Address
- 105 North Church Road Sparta, Sussex County, New Jersey, 07871 United States
- Coordinates: 41°05′48″N 74°39′12″W﻿ / ﻿41.096657°N 74.653466°W

District information
- Grades: 9-12 (and continuing education)
- Superintendent: Monica Rowland (interim)
- Business administrator: Jenny Deuel
- Schools: 1

Students and staff
- Enrollment: 663 (as of 2024–25)
- Faculty: 52.5 FTEs
- Student–teacher ratio: 12.6:1

Other information
- Website: www.sussextech.org
| Ind. | Per pupil | District spending | Rank (*) | Vocational average | %± vs. average |
| 1A | Total Spending | $23,736 | 13 | $18,891 | 25.6% |
| 1 | Budgetary Cost | 16,014 | 9 | 17,296 | −7.4% |
| 2 | Classroom Instruction | 8,109 | 8 | 9,045 | −10.3% |
| 6 | Support Services | 2,629 | 17 | 2,269 | 15.9% |
| 8 | Administrative Cost | 1,763 | 5 | 2,353 | −25.1% |
| 10 | Operations & Maintenance | 2,506 | 8 | 3,014 | −16.9% |
| 13 | Extracurricular Activities | 942 | 19 | 464 | 103.0% |
| 16 | Median Teacher Salary | 58,461 | 4 | 65,035 |
Data from NJDoE 2014 Taxpayers' Guide to Education Spending. *Of Vocational districts with any number of students. Lowest spending=1; Highest=21

= Sussex County Vocational School District =

School district in Sussex County, New Jersey, US

The Sussex County Technical School District is a county-wide vocational technical public school district located in Sparta Township, serving students in ninth through twelfth grades and adult students from Sussex County, in the U.S. state of New Jersey.
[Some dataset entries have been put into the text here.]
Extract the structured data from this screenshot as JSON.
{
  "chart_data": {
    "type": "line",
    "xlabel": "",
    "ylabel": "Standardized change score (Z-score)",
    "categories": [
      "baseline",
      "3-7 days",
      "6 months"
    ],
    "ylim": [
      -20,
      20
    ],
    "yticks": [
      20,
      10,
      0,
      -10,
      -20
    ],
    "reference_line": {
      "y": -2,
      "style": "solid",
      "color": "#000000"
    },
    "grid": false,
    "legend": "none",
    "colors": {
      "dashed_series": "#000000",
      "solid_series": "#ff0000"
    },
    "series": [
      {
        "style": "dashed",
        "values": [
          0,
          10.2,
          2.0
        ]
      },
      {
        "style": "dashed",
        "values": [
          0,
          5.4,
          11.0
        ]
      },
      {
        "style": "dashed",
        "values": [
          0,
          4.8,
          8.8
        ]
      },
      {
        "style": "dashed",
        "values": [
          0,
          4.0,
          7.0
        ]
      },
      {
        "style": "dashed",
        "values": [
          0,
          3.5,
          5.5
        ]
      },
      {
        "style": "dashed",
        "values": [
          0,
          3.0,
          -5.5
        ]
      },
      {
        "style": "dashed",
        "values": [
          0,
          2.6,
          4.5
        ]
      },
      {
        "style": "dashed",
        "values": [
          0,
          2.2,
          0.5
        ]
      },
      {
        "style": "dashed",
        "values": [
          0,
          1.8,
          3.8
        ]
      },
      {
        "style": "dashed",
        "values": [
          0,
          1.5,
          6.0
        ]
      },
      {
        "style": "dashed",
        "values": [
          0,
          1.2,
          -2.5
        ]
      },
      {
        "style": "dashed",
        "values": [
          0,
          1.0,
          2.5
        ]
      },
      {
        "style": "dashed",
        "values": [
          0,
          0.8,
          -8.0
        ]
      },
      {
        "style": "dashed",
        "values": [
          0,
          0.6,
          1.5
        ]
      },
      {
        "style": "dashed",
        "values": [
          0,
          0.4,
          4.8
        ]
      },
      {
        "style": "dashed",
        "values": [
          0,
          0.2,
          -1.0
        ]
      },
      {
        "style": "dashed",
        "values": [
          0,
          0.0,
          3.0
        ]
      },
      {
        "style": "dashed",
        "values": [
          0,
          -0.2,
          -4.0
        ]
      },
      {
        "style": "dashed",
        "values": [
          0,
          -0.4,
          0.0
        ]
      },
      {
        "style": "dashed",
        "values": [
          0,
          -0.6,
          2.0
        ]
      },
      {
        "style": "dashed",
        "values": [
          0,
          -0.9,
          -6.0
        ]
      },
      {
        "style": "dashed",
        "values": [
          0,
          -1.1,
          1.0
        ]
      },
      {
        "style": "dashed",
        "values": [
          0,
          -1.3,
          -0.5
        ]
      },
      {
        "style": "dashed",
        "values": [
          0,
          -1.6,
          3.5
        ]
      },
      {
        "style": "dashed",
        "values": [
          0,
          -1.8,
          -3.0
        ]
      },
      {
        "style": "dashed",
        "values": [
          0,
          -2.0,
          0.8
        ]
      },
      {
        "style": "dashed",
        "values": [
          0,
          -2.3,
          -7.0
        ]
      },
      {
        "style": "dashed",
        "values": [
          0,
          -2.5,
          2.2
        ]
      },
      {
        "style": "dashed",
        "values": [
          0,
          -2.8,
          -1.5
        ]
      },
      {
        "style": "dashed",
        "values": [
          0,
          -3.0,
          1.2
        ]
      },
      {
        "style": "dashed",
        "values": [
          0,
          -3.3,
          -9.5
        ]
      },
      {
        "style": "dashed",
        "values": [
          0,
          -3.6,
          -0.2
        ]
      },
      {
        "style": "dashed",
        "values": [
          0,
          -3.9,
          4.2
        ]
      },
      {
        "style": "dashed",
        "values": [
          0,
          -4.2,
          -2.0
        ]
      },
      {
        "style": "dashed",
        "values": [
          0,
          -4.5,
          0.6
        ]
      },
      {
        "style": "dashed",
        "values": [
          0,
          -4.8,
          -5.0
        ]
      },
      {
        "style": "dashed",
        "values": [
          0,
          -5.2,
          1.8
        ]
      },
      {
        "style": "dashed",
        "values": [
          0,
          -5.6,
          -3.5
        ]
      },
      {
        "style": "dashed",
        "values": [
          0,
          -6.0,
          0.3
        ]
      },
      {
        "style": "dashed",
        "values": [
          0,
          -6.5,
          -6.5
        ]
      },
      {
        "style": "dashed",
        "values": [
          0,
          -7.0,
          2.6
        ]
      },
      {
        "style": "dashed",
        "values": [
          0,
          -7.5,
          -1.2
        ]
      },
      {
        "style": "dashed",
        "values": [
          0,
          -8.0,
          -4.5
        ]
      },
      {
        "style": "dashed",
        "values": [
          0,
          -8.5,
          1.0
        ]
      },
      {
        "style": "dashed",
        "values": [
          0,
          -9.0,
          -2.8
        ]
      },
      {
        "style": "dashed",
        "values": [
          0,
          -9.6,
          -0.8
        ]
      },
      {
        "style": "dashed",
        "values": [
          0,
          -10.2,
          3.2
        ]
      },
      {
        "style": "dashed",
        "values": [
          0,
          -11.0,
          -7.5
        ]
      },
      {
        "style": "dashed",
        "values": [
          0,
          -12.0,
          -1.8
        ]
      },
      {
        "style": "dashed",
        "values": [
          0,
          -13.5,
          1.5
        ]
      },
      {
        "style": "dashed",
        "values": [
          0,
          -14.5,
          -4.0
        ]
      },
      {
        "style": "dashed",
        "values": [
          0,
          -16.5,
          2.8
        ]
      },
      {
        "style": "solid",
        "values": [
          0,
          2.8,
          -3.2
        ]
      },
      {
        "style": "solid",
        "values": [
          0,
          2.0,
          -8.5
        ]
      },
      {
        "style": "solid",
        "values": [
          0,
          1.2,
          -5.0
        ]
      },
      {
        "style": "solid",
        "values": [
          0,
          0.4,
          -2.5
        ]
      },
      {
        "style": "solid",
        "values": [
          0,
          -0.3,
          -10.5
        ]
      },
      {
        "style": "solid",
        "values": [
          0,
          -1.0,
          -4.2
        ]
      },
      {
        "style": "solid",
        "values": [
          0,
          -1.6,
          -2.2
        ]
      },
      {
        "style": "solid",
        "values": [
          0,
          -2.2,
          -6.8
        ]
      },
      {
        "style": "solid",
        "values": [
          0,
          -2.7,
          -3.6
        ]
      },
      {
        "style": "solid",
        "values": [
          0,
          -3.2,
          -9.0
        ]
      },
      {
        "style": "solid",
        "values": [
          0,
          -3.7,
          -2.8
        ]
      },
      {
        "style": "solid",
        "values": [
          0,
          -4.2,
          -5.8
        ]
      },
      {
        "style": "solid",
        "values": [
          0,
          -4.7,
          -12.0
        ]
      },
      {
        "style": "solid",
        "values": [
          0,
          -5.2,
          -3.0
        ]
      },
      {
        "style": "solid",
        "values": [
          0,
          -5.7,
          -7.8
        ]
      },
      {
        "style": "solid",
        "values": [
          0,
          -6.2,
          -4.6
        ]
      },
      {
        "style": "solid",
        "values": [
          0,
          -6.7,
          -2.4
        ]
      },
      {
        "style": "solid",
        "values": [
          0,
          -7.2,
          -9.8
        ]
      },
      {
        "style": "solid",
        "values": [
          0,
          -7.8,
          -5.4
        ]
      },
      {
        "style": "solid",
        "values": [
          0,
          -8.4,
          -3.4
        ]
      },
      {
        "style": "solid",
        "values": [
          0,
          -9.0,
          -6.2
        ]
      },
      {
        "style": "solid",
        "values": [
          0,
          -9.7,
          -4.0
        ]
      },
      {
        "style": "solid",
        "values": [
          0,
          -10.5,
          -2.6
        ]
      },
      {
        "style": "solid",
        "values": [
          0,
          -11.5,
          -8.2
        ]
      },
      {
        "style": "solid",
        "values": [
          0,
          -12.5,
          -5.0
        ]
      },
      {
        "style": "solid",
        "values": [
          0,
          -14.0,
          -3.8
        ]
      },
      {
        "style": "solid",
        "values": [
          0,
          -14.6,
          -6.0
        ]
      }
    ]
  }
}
As of the 2024–25 school year, the district, comprised of one school, had an enrollment of 663 students and 52.5 classroom teachers (on an FTE basis), for a student–teacher ratio of 12.6:1.

==School==
The district's lone facility is Sussex County Technical School (originally named "Sussex County Vocational-Technical School" when established in 1969), which offers an extensive range of professional and trade instruction to county students. The local district is responsible for paying the tuition for students attending the school as well as providing transportation.
- Monica Rowland, principal

==Administration==
Core members of the district's administration are:
- Monica Rowland, interim superintendent
- Jenny Deuel, business administrator and board secretary

==Board of education==
The district's board of education, comprised of five members, sets policy and oversees the fiscal and educational operations of the district through its administration. As a Type I school district, four of the board's trustees are appointed by the Sussex County Board of County Commissioners to serve three-year terms of office on a staggered basis, with either one or two seats up for appointment each year. The Executive County Superintendent serves on the board as an ex officio member. The board appoints a superintendent to oversee the district's day-to-day operations and a business administrator to supervise the business functions of the district.